Astronomers took advantage of low light at the end of the day to discover three near-Earth asteroids (NEAs), including one nearly a mile (1.5 kilometers) wide, lurking in the blinding light of our own sun.

Scientists found the ominous space rocks in observations made at twilight using the Dark Energy Camera at NOIRLab’s Cerro Tololo Inter-American Observatory in Chile. The trio is led by 2022 AP7, roughly the size of the US Pentagon that has an orbit that may put it in Earth’s path one day in the future.

“Our twilight survey is scouring the area within the orbits of Earth and Venus for asteroids,” Scott S. Sheppard, from the Carnegie Institution for Science, said in a statement. “So far we have found two large near-Earth asteroids that are about 1 kilometer across, a size that we call planet killers.”

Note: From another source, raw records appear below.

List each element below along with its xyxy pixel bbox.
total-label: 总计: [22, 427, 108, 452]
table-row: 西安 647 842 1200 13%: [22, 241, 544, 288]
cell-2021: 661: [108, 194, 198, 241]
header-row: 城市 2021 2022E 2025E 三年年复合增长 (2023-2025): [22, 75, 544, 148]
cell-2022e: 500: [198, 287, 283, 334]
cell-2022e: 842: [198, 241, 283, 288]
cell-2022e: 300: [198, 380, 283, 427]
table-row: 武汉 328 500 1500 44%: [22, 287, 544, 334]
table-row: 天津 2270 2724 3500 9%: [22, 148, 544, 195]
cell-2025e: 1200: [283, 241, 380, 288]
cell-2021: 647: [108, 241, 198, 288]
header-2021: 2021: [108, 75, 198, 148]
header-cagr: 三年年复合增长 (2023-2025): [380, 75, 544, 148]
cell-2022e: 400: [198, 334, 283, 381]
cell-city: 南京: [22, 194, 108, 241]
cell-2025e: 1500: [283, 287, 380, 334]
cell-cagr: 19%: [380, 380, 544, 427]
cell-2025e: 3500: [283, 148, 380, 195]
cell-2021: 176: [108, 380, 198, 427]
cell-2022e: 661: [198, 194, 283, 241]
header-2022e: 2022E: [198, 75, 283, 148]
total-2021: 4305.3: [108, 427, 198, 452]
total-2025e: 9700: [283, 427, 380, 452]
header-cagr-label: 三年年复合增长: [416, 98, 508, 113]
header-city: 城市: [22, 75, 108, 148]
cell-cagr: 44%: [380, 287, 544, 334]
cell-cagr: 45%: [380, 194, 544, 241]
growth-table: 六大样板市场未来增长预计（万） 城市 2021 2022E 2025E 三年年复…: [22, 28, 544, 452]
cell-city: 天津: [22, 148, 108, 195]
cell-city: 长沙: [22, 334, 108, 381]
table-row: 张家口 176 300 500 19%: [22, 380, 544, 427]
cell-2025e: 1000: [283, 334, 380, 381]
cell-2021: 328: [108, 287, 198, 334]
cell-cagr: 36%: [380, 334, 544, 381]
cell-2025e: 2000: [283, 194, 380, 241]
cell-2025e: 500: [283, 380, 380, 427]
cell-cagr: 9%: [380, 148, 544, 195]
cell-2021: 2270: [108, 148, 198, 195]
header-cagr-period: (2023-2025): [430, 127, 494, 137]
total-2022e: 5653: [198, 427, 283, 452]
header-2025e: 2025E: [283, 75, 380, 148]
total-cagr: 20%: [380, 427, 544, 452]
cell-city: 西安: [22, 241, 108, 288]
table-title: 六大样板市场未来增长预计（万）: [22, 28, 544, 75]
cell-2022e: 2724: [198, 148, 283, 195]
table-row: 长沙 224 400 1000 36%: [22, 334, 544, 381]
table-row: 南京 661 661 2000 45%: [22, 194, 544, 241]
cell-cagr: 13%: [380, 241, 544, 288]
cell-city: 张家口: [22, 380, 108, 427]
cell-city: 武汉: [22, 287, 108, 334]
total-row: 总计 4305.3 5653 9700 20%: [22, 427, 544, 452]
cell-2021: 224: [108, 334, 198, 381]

Sheppard is also lead author on a paper published in the Astronomical Journal that describes the discovery of 2022 AP7 as well as asteroids 2021 LJ4 and 2021 PH27, which are the size of the US Capitol building and Golden Gate Bridge, respectively. Unlike the biggest of the three, the latter pair aren’t considered potentially hazardous, as their orbits keep them safely out of our planet’s path.

Astronomers have discovered and catalogued thousands of near-Earth asteroids over the decades, but humanity still has some blind spots, notably asteroids that roam close to the sun from our vantage point on Earth. The meteor that unexpectedly exploded over Russia in 2013 came from a previously undiscovered asteroid that came from behind the sun, taking astronomers by surprise.

So, finding these asteroids is a welcome development to those concerned with planetary protection. Not only is 2022 AP7 the largest potentially hazardous asteroid discovered in the past eight years, but 2021 PH27 is also the closest known asteroid to the sun.

“There are likely only a few NEAs with similar sizes left to find, and these large undiscovered asteroids likely have orbits that keep them interior to the orbits of Earth and Venus most of the time,” Sheppard said. “Only about 25 asteroids with orbits completely within Earth’s orbit have been discovered to date because of the difficulty of observing near the glare of the sun.”

While these newfound asteroids would be big enough to be catastrophic should they collide with a planet, there’s currently no predicted close approaches between any of them and Earth in the foreseeable future.